Und so schlafwandelt sich die politische Elite nicht nur unserer Republik durch die Zeit, redet sich den Islamdespoten schön und denkt laut darüber nach, einmal mehr Steuergelder in Fässern ohne Boden zu versenken, um den Totalzusammenbruch des faschistoiden Systems am Bosporus auf die Phase nach ihrer eigenen Amtszeit zu verschieben.
Gezielt in den Abgrund
Zu retten ist Erdogans Türkei nicht mehr. Der Mann aus dem kleinkriminellen Milieu der mittelalterlichen Welthauptstadt Byzanz hat von Wirtschaft so viel Ahnung wie ein Huhn vom Maisanbau. In der dem Islam eigenen Mischung aus sozialistischem Kollektivismus und irrealem Gottvertrauen setzt der Kämpfer des Islam darauf, dass Allah, diese Fiktivgestalt aus dem arabischen Frühmittelalter, seinem Glaubenskrieger schon die richtigen Wege zeigen werde; seinen getreuen Diener bei der Islamisierung der Welt nicht im Regen stehen lassen wird.
Doch irgendwie scheint es nun auch mit Allah so zu sein wie mit jenem Gott, den Karl Marx dereinst für tot erklärte. Nicht nur, dass Allah die massenvernichtenden Erdverschiebungen seit geraumer Zeit auf jene Region zu konzentrieren scheint, deren Bewohner sich vor einigen Jahrhunderten dem Islam unterwerfen mussten – er versäumt es auch, seinen getreuen Janitscharen zwischen Kara Deniz und Kara Dag eine expandierende und funktionierende Wirtschaft herbeizuzaubern.

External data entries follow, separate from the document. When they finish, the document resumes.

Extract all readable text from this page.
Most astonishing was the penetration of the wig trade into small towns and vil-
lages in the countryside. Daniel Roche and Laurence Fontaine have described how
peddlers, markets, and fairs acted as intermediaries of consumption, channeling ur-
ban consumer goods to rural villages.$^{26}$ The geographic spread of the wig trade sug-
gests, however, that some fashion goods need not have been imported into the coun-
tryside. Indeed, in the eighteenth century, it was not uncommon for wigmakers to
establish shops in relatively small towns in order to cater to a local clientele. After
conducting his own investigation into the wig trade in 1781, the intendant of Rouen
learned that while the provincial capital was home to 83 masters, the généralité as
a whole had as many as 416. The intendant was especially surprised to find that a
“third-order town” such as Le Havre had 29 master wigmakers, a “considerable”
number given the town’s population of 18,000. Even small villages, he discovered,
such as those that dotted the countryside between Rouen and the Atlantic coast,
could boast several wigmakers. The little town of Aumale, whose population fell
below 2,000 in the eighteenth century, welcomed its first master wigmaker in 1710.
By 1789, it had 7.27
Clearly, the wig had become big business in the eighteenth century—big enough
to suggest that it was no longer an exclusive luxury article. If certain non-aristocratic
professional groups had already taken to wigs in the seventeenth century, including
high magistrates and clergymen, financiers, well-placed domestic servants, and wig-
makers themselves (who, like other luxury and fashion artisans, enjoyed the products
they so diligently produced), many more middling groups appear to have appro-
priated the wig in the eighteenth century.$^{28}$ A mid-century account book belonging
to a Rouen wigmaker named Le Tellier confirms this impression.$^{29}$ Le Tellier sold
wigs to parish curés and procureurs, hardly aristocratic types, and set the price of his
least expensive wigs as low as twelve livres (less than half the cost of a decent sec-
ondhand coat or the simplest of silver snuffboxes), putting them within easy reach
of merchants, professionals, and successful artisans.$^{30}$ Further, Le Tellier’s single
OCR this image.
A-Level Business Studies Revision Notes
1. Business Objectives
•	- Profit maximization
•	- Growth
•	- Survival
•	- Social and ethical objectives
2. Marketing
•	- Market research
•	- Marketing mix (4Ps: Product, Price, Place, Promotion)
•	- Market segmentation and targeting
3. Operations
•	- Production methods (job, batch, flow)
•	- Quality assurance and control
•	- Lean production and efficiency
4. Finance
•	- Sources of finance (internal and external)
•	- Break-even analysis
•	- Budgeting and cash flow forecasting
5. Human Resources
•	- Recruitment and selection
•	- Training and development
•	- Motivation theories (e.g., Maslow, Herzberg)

Wiederholt schon rief der Sultan aus seinem 1.100-Zimmer-Palast (schließlich galt es, die legendäre 1.001 zu überbieten) seine Anhängerschaft auf, ihre gehorteten Euro und Dollar gegen die schwindsüchtige Landeswährung zu tauschen – „Gold gab ich für Eisen“ war schon immer der letzte Rettungsanker fehlgeleiteter Volkswirtschaften, und er wird dennoch spätestens dann den Despoten nicht mehr retten, wenn seine nicht minder mit den Abläufen internationaler Geldpolitik unvertrauten Landsleute auf die Idee kommen sollten, ihre inflationären Lira wieder zu echtem Geld machen zu wollen.
Ein letztes Aufbäumen der Zentralbank
Als im August die türkische Zentralbank in ihrer Not im Kampf gegen die Inflation den Leitzins für einwöchige Bank-Darlehen von bereits stolzen 17,75 % auf 24 erhöhte, war Schluss mit Erdogans Zurückhaltung. Seine „Geduld mit der Zentralbank“ habe ihre Grenzen, befand der selbsternannte Wirtschaftsexperte, der zuvor die Senkung der Zinsen gefordert hatte, ohne auch nur einen Gedanken daran zu verschwenden, dass niedrige Zinsen noch mehr Lira auf den Markt schwemmen und damit den Kurs weiter unter Druck bringen müssten.
In der Türkei aktive Unternehmen sollen nun in einem ersten Schritt die Preise ihrer Produkte um pauschal zehn Prozent senken. Mit der Bauernschläue von Trickdieben haben die Sippenführer des Erdogan-Clans dabei gegenwärtig vor allem jene Produkte im Visier, die zur Berechnung des Warenkorbes herangezogen werden. Denn, so die Idee, damit lässt sich vorgeblich die Statistik betrügen – vermutlich rechnen die Herren wie jene geschmähten Milchmädchen: Aus 17 Prozent Inflation macht man bei einer generellen Warenkorbpreissenkung von zehn Prozent am Ende eine Inflationsrate von nur noch 7 %. Und schon die die Welt wieder halbwegs in Ordnung und das Vertrauen der irritierten Finanzinvestoren wieder hergestellt.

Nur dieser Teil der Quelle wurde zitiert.